While the COVID-19 pandemic has presented many challenges, season six marks a new adventure for the cast and crew as they forego their usual around-the-world adventures in favour of staying and exploring as local as possible.
The new season will chronicle scenic stops across Western and Central Canada as Hayes and Napoleon visit several Indigenous communities to shine a light on the vast expanse of different Indigenous food and culture to be experienced.
“We can’t wait to be back for another season of Moosemeat & Marmalade and we’re grateful to our loyal fans and partners who have been so supportive of this show through the years — especially now, through a pandemic,” said Napoleon.
“We’ve travelled all around the world over the last six seasons, but what many people don’t realize is that each tribe brings its own unique culture and food to the table. Filming in Canada will give us the chance to delve into inter-tribalism, multiculturalism and Indigenous diversity, all while connecting everything back to delicious food wherever we go.”

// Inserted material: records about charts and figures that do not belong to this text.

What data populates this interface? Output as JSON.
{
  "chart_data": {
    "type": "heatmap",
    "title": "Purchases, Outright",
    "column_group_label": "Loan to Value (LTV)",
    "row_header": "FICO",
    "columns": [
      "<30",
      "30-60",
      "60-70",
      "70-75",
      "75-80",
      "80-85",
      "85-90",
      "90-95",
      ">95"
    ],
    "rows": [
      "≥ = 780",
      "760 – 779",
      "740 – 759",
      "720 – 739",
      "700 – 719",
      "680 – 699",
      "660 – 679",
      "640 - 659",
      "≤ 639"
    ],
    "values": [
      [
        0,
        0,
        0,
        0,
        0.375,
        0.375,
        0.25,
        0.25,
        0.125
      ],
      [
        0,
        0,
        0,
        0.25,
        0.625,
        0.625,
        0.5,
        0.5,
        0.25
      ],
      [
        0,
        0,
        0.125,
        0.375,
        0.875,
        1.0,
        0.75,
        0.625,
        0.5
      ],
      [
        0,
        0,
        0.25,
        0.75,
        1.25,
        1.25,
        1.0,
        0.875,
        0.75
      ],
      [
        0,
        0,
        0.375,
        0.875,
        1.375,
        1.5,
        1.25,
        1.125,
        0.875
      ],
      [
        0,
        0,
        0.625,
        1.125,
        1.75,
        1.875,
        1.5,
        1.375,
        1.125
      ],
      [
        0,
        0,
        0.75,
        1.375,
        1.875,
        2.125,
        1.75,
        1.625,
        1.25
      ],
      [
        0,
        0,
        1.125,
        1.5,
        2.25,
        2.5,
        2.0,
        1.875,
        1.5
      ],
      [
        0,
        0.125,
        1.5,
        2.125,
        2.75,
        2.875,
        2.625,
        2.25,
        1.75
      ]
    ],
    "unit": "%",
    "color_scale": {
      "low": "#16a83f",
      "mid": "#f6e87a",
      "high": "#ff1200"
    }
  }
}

The Tsilhqot’in territory filming will stretch from Sept. 2-11 at a to-be-determined location.
When he spoke to the Coast Mountain News, Hayes, who was born and raised in London, England but now lives in Victoria, B.C. said he was so excited to be visiting and meeting the people in Bella Coola and, later, the Chilcotin.
“I’ve never been to Bella Coola, but I’ve got some family members and they were locum doctors there for a few years, so I am a bit familiar with the area,” Hayes said. “I’ve spent lots of time in Terrace, Smithers, Tahltan country, but never Bella Coola.”
Hayes said he loves visiting small communities and, in particular, small, Indigenous communities.
Hayes and his wife, Micayla, own a business called the London Chef — a culinary school in Victoria — and escaping to film for the show sometimes feels like a holiday, he joked.
“I feel very at home, and I find I have so much in common with so many of the people there I love it straight away.”
Hayes said his diet centres around wild game, so he finds he has that connection with Indigenous people.
“It’s always so lovely to hear some of the Elders and their stories, lifestyles and all the rest of it.”
Hayes met Napoleon roughly 10 years ago while catering during the filming of another APTN children’s show called Tiga Talk!, where Napoleon was one of the characters.
“He was walking along getting his garlic bread and lasagna and we started chatting about hunting somehow … he had a prop rifle on his shoulder. The executive producer was standing behind him and heard us chatting about growing up hunting. Art comes from the West Moberly First Nation (in Northern B.C.), and I come from a boarding school in southern England.”
While growing up in very different environments, the similarities between the two stood out to one another.
“We both grew up with a .22 over our shoulder, a couple bullets in our pocket and walking out into the woods to explore,” he said. “And now we’re excellent friends. We hang out together, we hunt together, we share meals together … and that connection all started over hunting.”
In Moosemeat & Marmalade, Hayes explained the vast majority of episodes focus on fishing, foraging, hunting, along with visiting small, local, organic farms.
“That might mean prying an oyster off a rock or shooting a 2,000-pound bull moose,” he said.
“But what we really focus on is taking sustenance from nature and trying to do it in the most ethical way and as conservation-minded as possible.”
He said he loves learning the nuances of hunting, fishing and foraging while visiting different communities, and learning about environmental issues.
Through the show, he said the pair also tries to encourage young people to get outdoors into nature, and promote habitat and wildlife conservation.
“It doesn’t matter your background, race, religion — we try to get young people out harvesting nature and to realize how accessible it is.
“I feel strongly like: if you don’t see it, you have no reason to protect it. That to me is the big thing.”
Season six will premier on APTN in the spring of 2022 across Canada.